I have the following function
$$f(z)=\log(z^2+9)$$
I need to find the set on which this function is analytic.
So far I know that $\log(z)$ is analytic in $D= \left \{ z \in \mathbb{C} | z \notin (-\infty, 0] \right \}$.
So, I understand that for my function $D= \left \{ z \in \mathbb{C} | z^2+9 \notin (-\infty, 0] \right \} = \left \{ z \in \mathbb{C} | z^2 \notin (-\infty, -9] \right \}$.
How should I continue?
On
There is not "the" set on which the function is analytic/holomorphic, perhaps contrary to some introductory situations in which the complex plane is almost-always "slit" along the negative real axis, or other iconic things.
To begin with, for example, (the collection of local pieces of) $\log z$ is holomorphic at points on the negative real axis, perhaps contrary to some (too-naive) knee-jerk slittings-of-the-plane along the negative real axis. In fact, in some neighborhood of every point in $\mathbb C$ except $0$, there is a functions $g(z)$ such that $e^{g(z)}=z$.
The real point is best understood, at least in the long run, in terms of the Monodromy Theorem, which deserves more discussion than I should do here.
In the case at hand, a function $\log(z^2+9)=\log(z+3i)+\log(z+3i)$ is locally defined (in the sense that it exponentiates to $z^2+9$) at any point other than $\pm 3i$. Period.
The implicit meaning of the question is finding a (not "the") maximal open set on which there is such a function. With a heuristic notion of Monodromy, the point is that we have to choose a region so that we cannot (for example) go in a closed path around either $\pm 3i$ (at least without also going around the other), because that would add $\pm 2\pi i$ to one of the logs while not changing the other.

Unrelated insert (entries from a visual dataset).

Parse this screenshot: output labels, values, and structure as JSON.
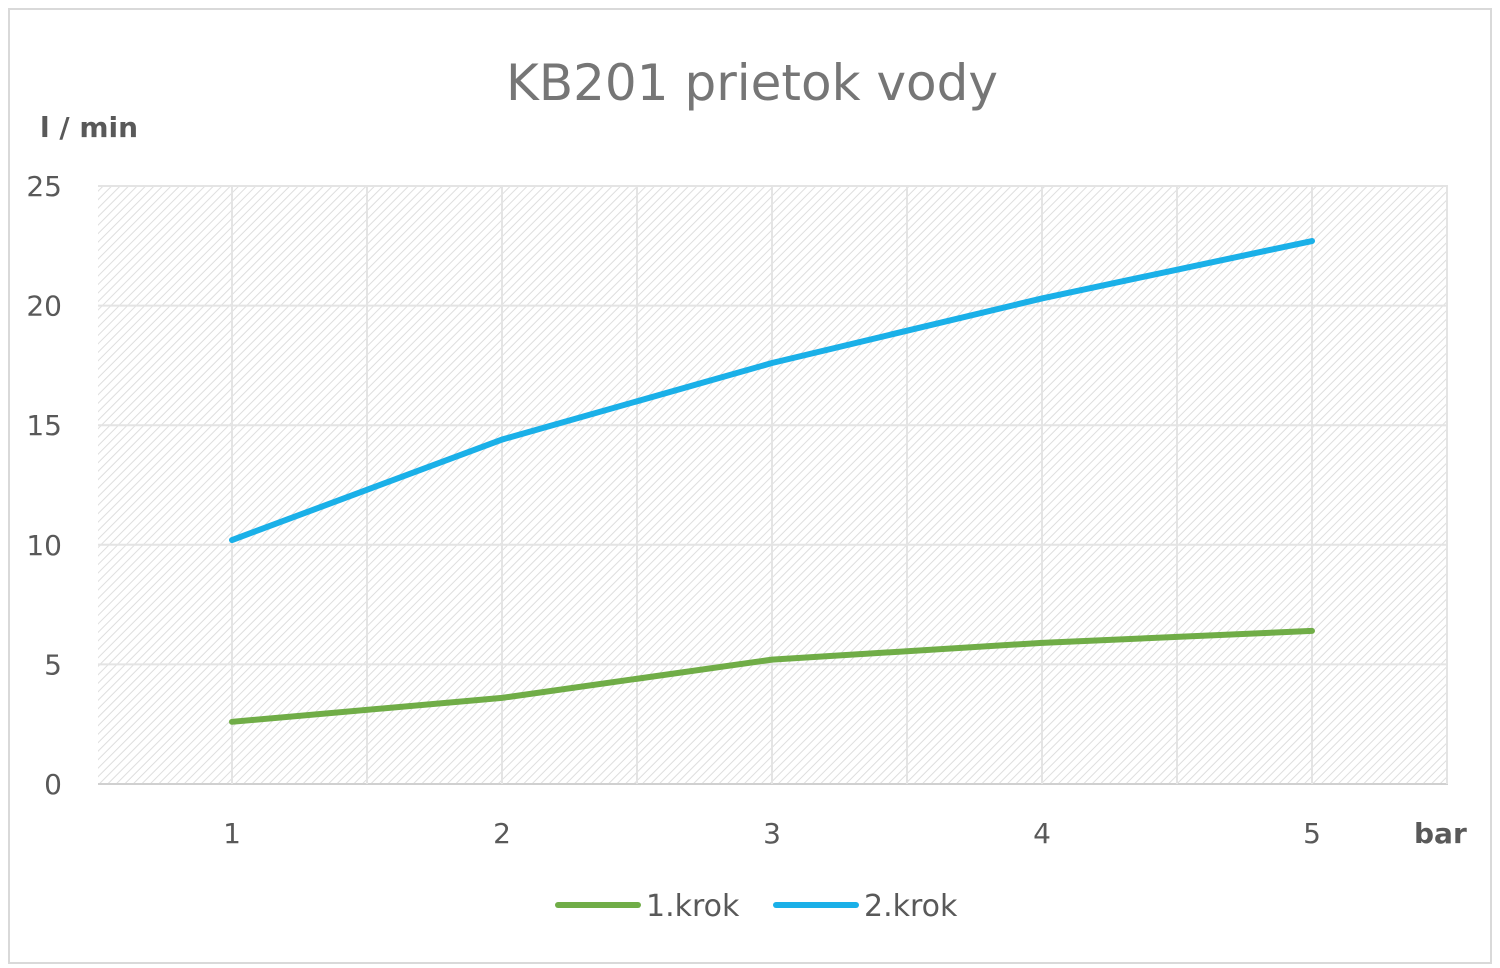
{
  "chart_data": {
    "type": "line",
    "title": "KB201 prietok vody",
    "ylabel": "l / min",
    "xlabel": "bar",
    "categories": [
      "1",
      "2",
      "3",
      "4",
      "5"
    ],
    "ylim": [
      0,
      25
    ],
    "yticks": [
      "0",
      "5",
      "10",
      "15",
      "20",
      "25"
    ],
    "grid": true,
    "legend_position": "bottom",
    "series": [
      {
        "name": "1.krok",
        "color": "#70ad47",
        "values": [
          2.6,
          3.6,
          5.2,
          5.9,
          6.4
        ]
      },
      {
        "name": "2.krok",
        "color": "#1ab0e8",
        "values": [
          10.2,
          14.4,
          17.6,
          20.3,
          22.7
        ]
      }
    ]
  }
}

One way to do this is to choose a region that does not include any closed path around either $\pm 3i$, e.g., "slitting" the plane from both of the points out to infinity (perhaps not allowing the two slits to intersect, just to avoid technicalities). The slits need not be straight lines...

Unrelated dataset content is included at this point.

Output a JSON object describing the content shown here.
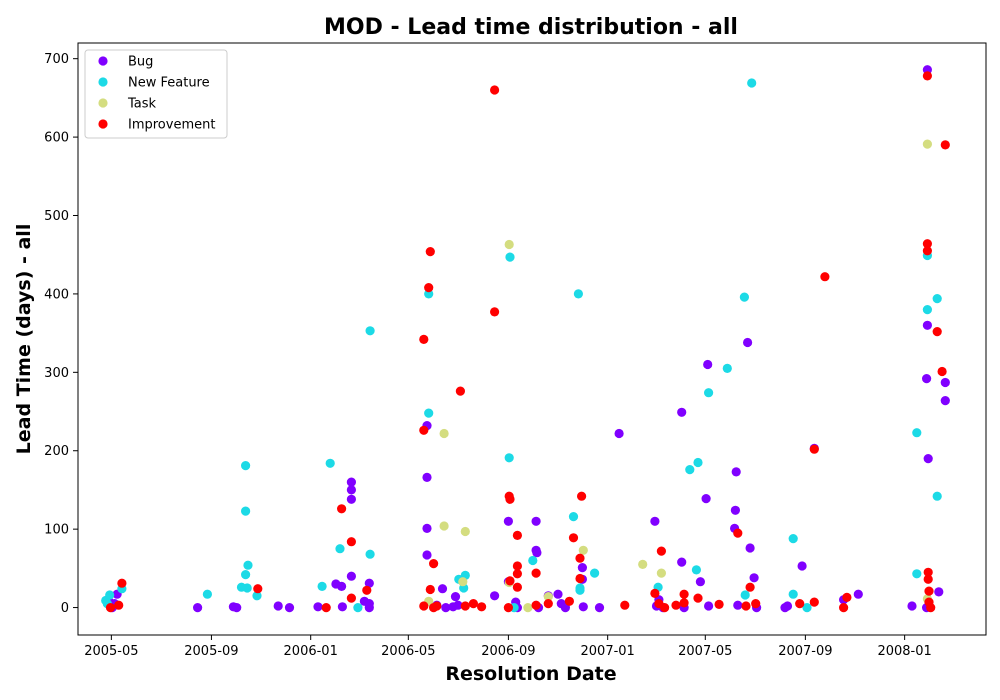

EDIT: I'd earlier claimed that a "slit" between the two branch points $\pm 3i$ would suffice, but @Maxim observed that my argument was incorrect, since (I add this because the general idea is certainly of interest) going around both $\pm 3i$ does not cancel out the ambiguities in $\log$, since both are in the same orientation.
(Thanks again to @Maxim for observing my inaccuracy!!!)
$\left \{ z \in \mathbb{C} | z^2 \notin (-\infty, -9] \right \}$ is a perfectly good specification of the set, so you could reasonably stop here. However, if you'd prefer an interval form, note that $z^2 \in (-\infty, -9]$ means $z$ is purely imaginary and has imaginary part at least $3$ or no more than $-3$. Thus $D$ is the union of two rays: $$ D = \{z\in \mathbb C | iz\notin (-\infty, -3]\} \cup \{z\in \mathbb C | iz\notin[3,\infty)\} $$